De la tragedia Cromañón se ha señalado lo impresionante de que fuera efecto de una cadena de responsabilidades de la que cualquier eslabón, por sí solo, tenía suficiente poder como para prevenir el accidente. Pero lo más grave es que esos mismos eslabones se verían perjudicados si sucedía; no hubo malicia. Si los inspectores, Ibarra, Chabán, los que tiraron las bengalas, Callejeros, se hubieran ocupado de cuidarse seriamente a sí mismos, habrían también cuidado al resto. En Cromañón se ve la precariedad actual de la construcción colectiva del presunto instinto de supervivencia y cuidado de sí, la debilidad relativa que el quilombo social produce en el amarre con la vida.

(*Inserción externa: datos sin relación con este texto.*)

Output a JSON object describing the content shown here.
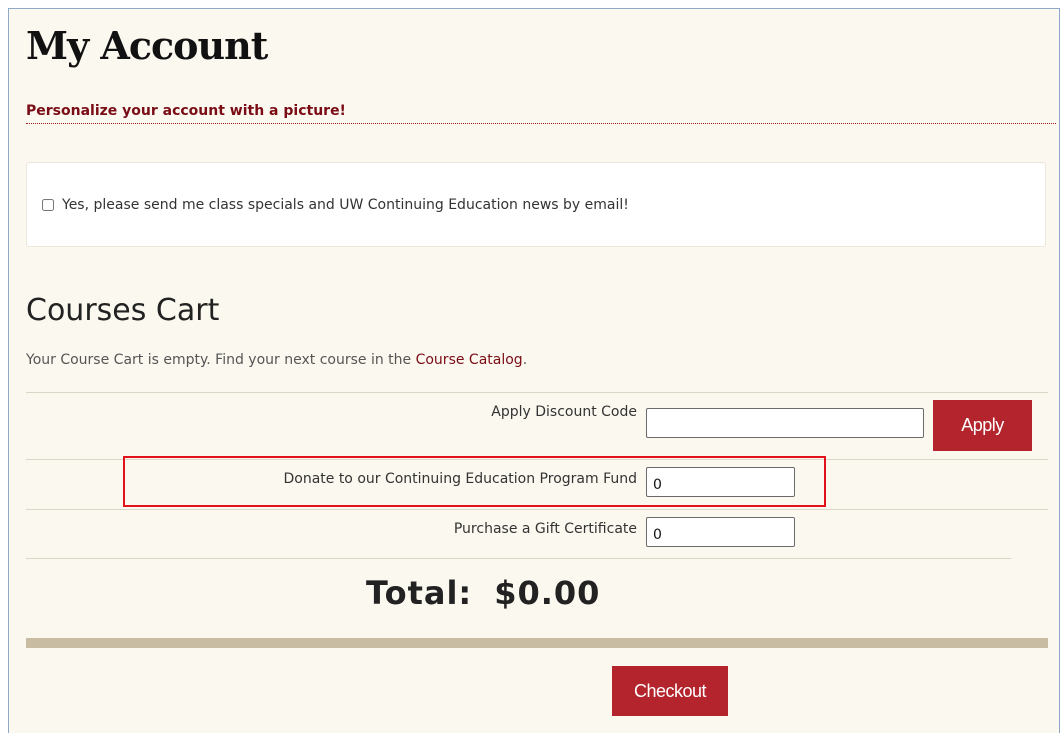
{
  "header": {
    "title": "My Account",
    "picture_link": "Personalize your account with a picture!"
  },
  "newsletter": {
    "checked": false,
    "label": "Yes, please send me class specials and UW Continuing Education news by email!"
  },
  "cart": {
    "title": "Courses Cart",
    "empty_text": "Your Course Cart is empty. Find your next course in the ",
    "catalog_link": "Course Catalog",
    "empty_suffix": ".",
    "discount_label": "Apply Discount Code",
    "discount_value": "",
    "apply_label": "Apply",
    "donate_label": "Donate to our Continuing Education Program Fund",
    "donate_value": "0",
    "gift_label": "Purchase a Gift Certificate",
    "gift_value": "0",
    "total_label": "Total:",
    "total_value": "$0.00",
    "checkout_label": "Checkout"
  },
  "colors": {
    "accent": "#b3242d",
    "link": "#7a0c16",
    "highlight": "#e2121b",
    "page_bg": "#fbf8ef"
  }
}
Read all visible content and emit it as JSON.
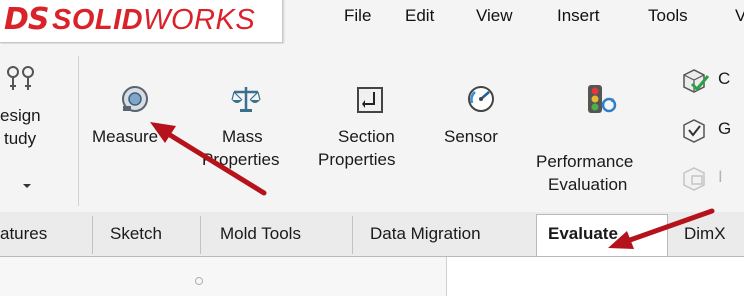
{
  "brand": {
    "logo_mark": "DS",
    "logo_bold": "SOLID",
    "logo_light": "WORKS",
    "color": "#d9222a"
  },
  "menu": [
    "File",
    "Edit",
    "View",
    "Insert",
    "Tools",
    "V"
  ],
  "ribbon": {
    "design_study": {
      "line1": "esign",
      "line2": "tudy",
      "dropdown_icon": "chevron-down-icon"
    },
    "commands": [
      {
        "id": "measure",
        "label": "Measure",
        "icon": "measure-icon"
      },
      {
        "id": "mass-properties",
        "line1": "Mass",
        "line2": "Properties",
        "icon": "scales-icon"
      },
      {
        "id": "section-properties",
        "line1": "Section",
        "line2": "Properties",
        "icon": "section-icon"
      },
      {
        "id": "sensor",
        "label": "Sensor",
        "icon": "gauge-icon"
      },
      {
        "id": "performance-evaluation",
        "line1": "Performance",
        "line2": "Evaluation",
        "icon": "traffic-light-icon"
      }
    ],
    "small_commands": [
      {
        "label": "C",
        "icon": "check-cube-icon",
        "enabled": true
      },
      {
        "label": "G",
        "icon": "geometry-check-icon",
        "enabled": true
      },
      {
        "label": "I",
        "icon": "import-diagnostics-icon",
        "enabled": false
      }
    ]
  },
  "tabs": [
    {
      "label": "atures"
    },
    {
      "label": "Sketch"
    },
    {
      "label": "Mold Tools"
    },
    {
      "label": "Data Migration"
    },
    {
      "label": "Evaluate",
      "active": true
    },
    {
      "label": "DimX"
    }
  ],
  "colors": {
    "arrow": "#b5121b",
    "ribbon_bg": "#f4f4f4",
    "tab_bg": "#ebebeb"
  }
}
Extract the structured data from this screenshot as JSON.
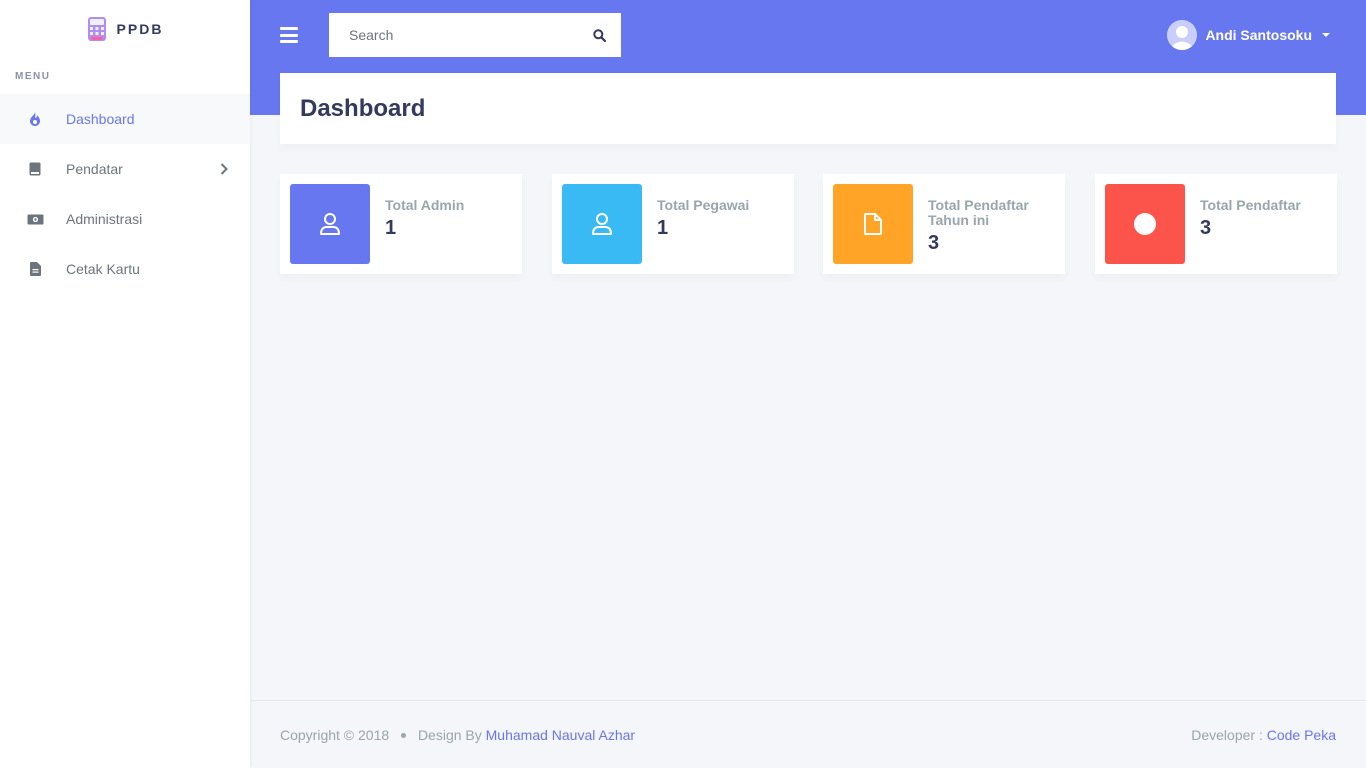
{
  "brand": {
    "name": "PPDB"
  },
  "sidebar": {
    "menu_header": "MENU",
    "items": [
      {
        "label": "Dashboard",
        "icon": "fire-icon",
        "active": true
      },
      {
        "label": "Pendatar",
        "icon": "book-icon",
        "has_submenu": true
      },
      {
        "label": "Administrasi",
        "icon": "money-bill-icon"
      },
      {
        "label": "Cetak Kartu",
        "icon": "file-icon"
      }
    ]
  },
  "topbar": {
    "search_placeholder": "Search",
    "user_name": "Andi Santosoku"
  },
  "page": {
    "title": "Dashboard"
  },
  "stats": [
    {
      "label": "Total Admin",
      "value": "1",
      "color": "#6777ef",
      "icon": "user-icon"
    },
    {
      "label": "Total Pegawai",
      "value": "1",
      "color": "#3abaf4",
      "icon": "user-icon"
    },
    {
      "label": "Total Pendaftar Tahun ini",
      "value": "3",
      "color": "#ffa426",
      "icon": "file-icon"
    },
    {
      "label": "Total Pendaftar",
      "value": "3",
      "color": "#fc544b",
      "icon": "circle-icon"
    }
  ],
  "footer": {
    "copyright": "Copyright © 2018",
    "design_by": "Design By",
    "designer": "Muhamad Nauval Azhar",
    "developer_label": "Developer :",
    "developer": "Code Peka"
  },
  "colors": {
    "primary": "#6777ef",
    "info": "#3abaf4",
    "warning": "#ffa426",
    "danger": "#fc544b",
    "background": "#f4f6f9"
  }
}
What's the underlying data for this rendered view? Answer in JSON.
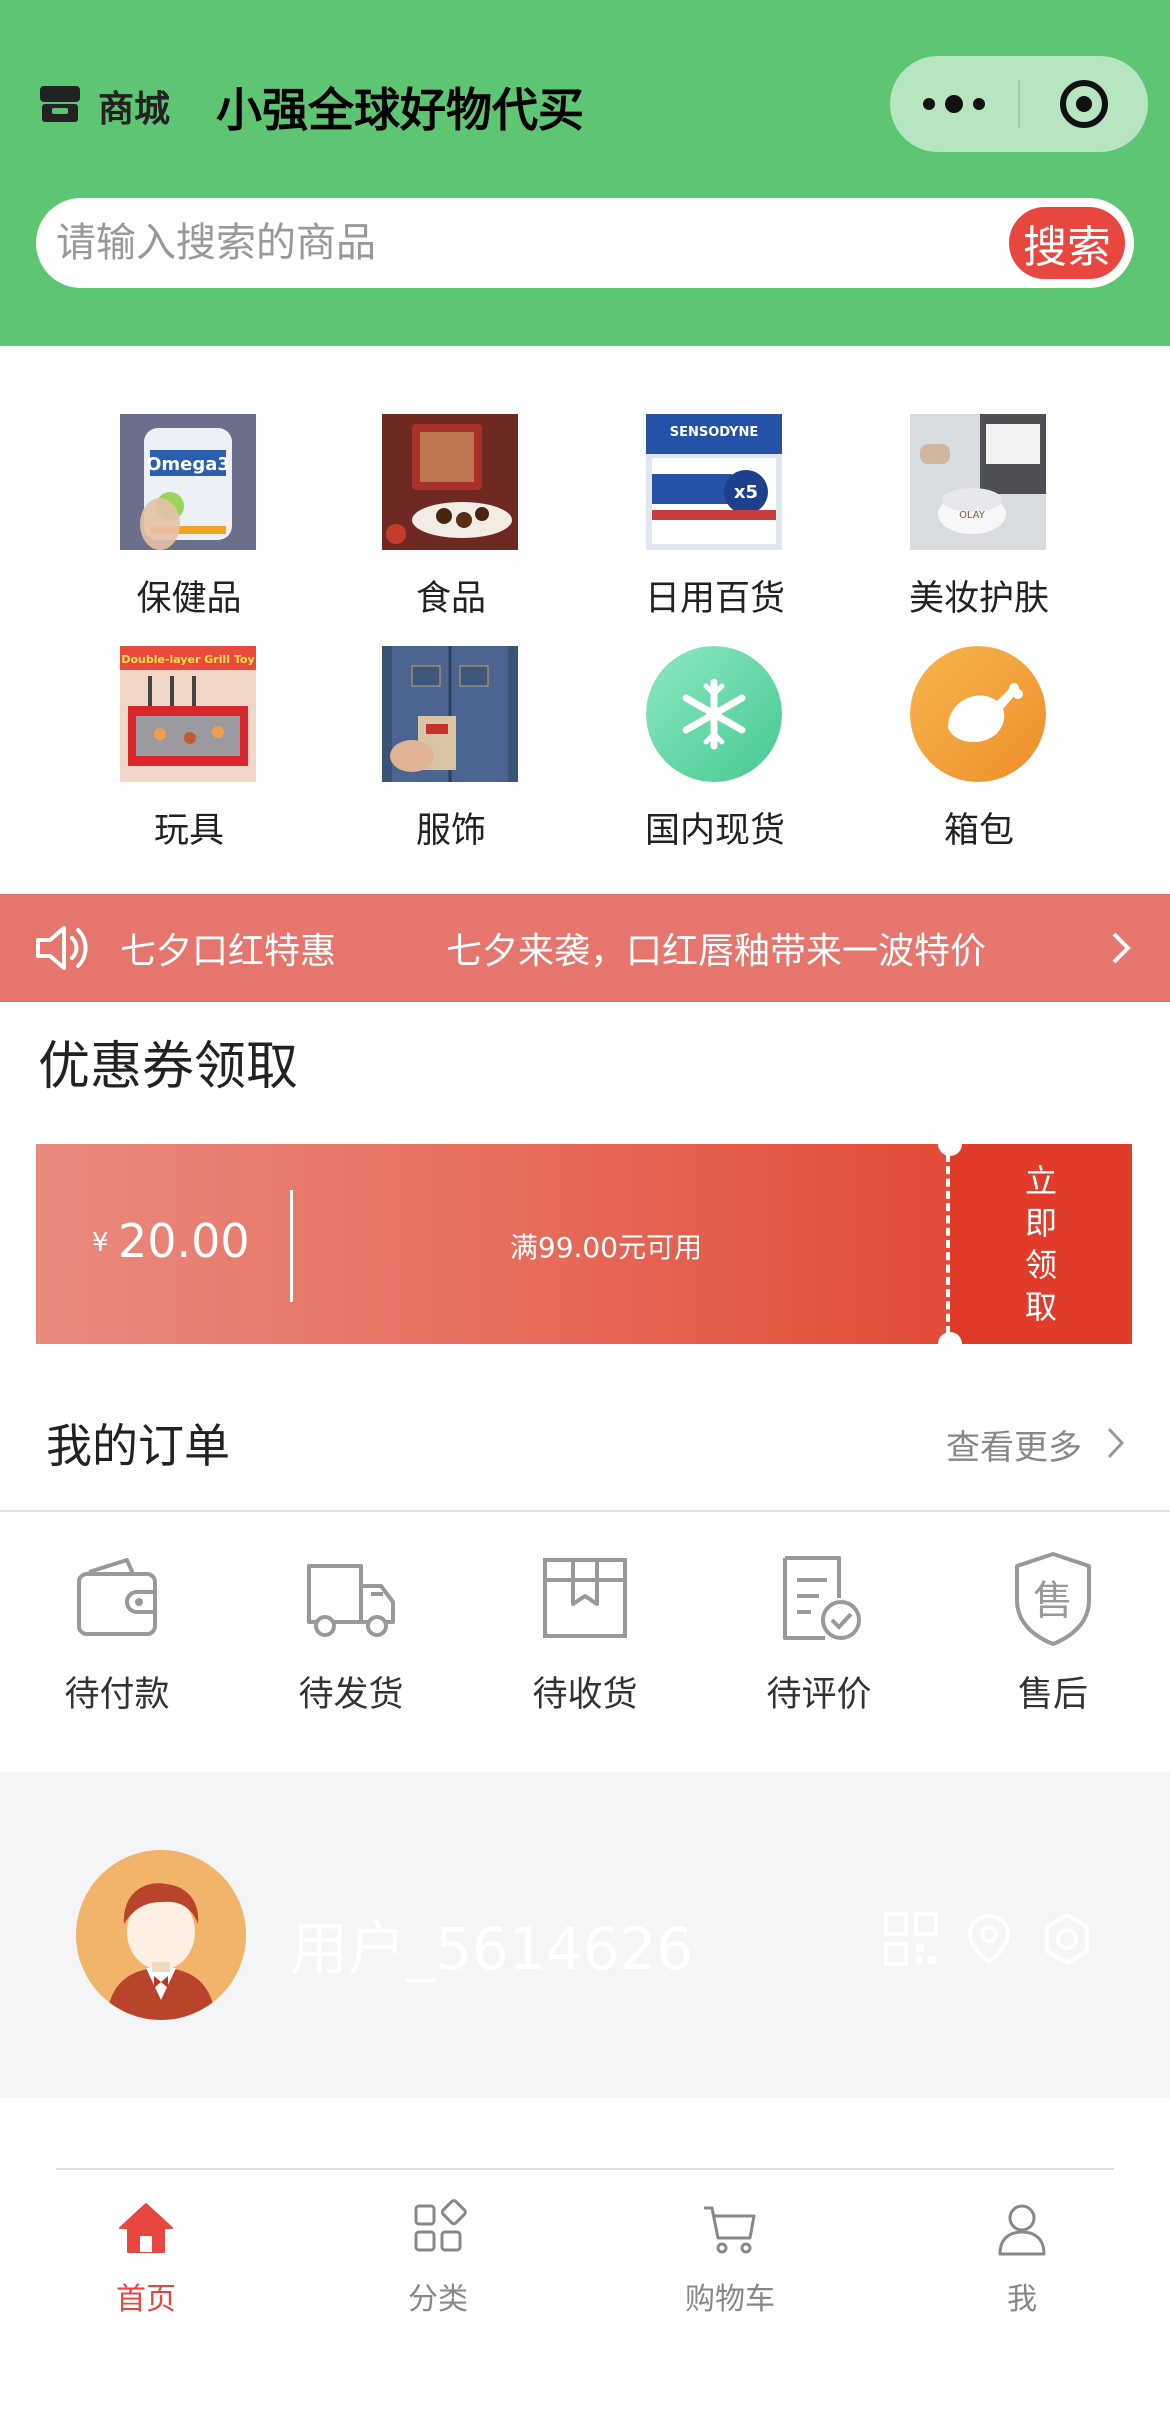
{
  "header": {
    "store_label": "商城",
    "shop_title": "小强全球好物代买",
    "bg_color": "#5ec572"
  },
  "search": {
    "placeholder": "请输入搜索的商品",
    "button_label": "搜索"
  },
  "categories": [
    {
      "label": "保健品",
      "icon": "supplement-bottle-image"
    },
    {
      "label": "食品",
      "icon": "chocolate-box-image"
    },
    {
      "label": "日用百货",
      "icon": "toothpaste-pack-image"
    },
    {
      "label": "美妆护肤",
      "icon": "skincare-jar-image"
    },
    {
      "label": "玩具",
      "icon": "toy-set-image"
    },
    {
      "label": "服饰",
      "icon": "denim-jacket-image"
    },
    {
      "label": "国内现货",
      "icon": "snowflake-icon"
    },
    {
      "label": "箱包",
      "icon": "chicken-icon"
    }
  ],
  "notice": {
    "tag": "七夕口红特惠",
    "text": "七夕来袭，口红唇釉带来一波特价"
  },
  "coupon_section": {
    "title": "优惠券领取",
    "currency": "¥",
    "amount": "20.00",
    "condition": "满99.00元可用",
    "claim": [
      "立",
      "即",
      "领",
      "取"
    ]
  },
  "orders": {
    "title": "我的订单",
    "more": "查看更多",
    "items": [
      {
        "label": "待付款",
        "icon": "wallet-icon"
      },
      {
        "label": "待发货",
        "icon": "truck-icon"
      },
      {
        "label": "待收货",
        "icon": "package-icon"
      },
      {
        "label": "待评价",
        "icon": "review-icon"
      },
      {
        "label": "售后",
        "icon": "after-sale-shield-icon"
      }
    ]
  },
  "profile": {
    "username": "用户_5614626"
  },
  "tabbar": [
    {
      "label": "首页",
      "icon": "home-icon",
      "active": true
    },
    {
      "label": "分类",
      "icon": "category-grid-icon",
      "active": false
    },
    {
      "label": "购物车",
      "icon": "cart-icon",
      "active": false
    },
    {
      "label": "我",
      "icon": "user-icon",
      "active": false
    }
  ],
  "colors": {
    "accent": "#e8473f",
    "notice_bg": "#e6756d",
    "coupon_start": "#e98a7e",
    "coupon_end": "#e24b37"
  }
}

Quien atropella a un ciclista también tiene altas chances de perjudicarse. Aún así la ciudad es hostil para los ciclistas. No sólo por los autos: desde la vigencia del empedrado se nota que Buenos Aires no está pensada para el ciclismo. Sin embargo, hay gente que quiere presentarse en bici en el tránsito urbano, con sudor y riesgo de sangre. Los ciclistas valen menos que la ilusión de velocidad. Y hay que atreverse a vivir en un entorno que te valora menos de lo que vos te valorás. Es una decisión de vivir como se quiere que sea el mundo aunque el mundo no proponga ese modo de vivir, es hacerle el aguante a la ciudad.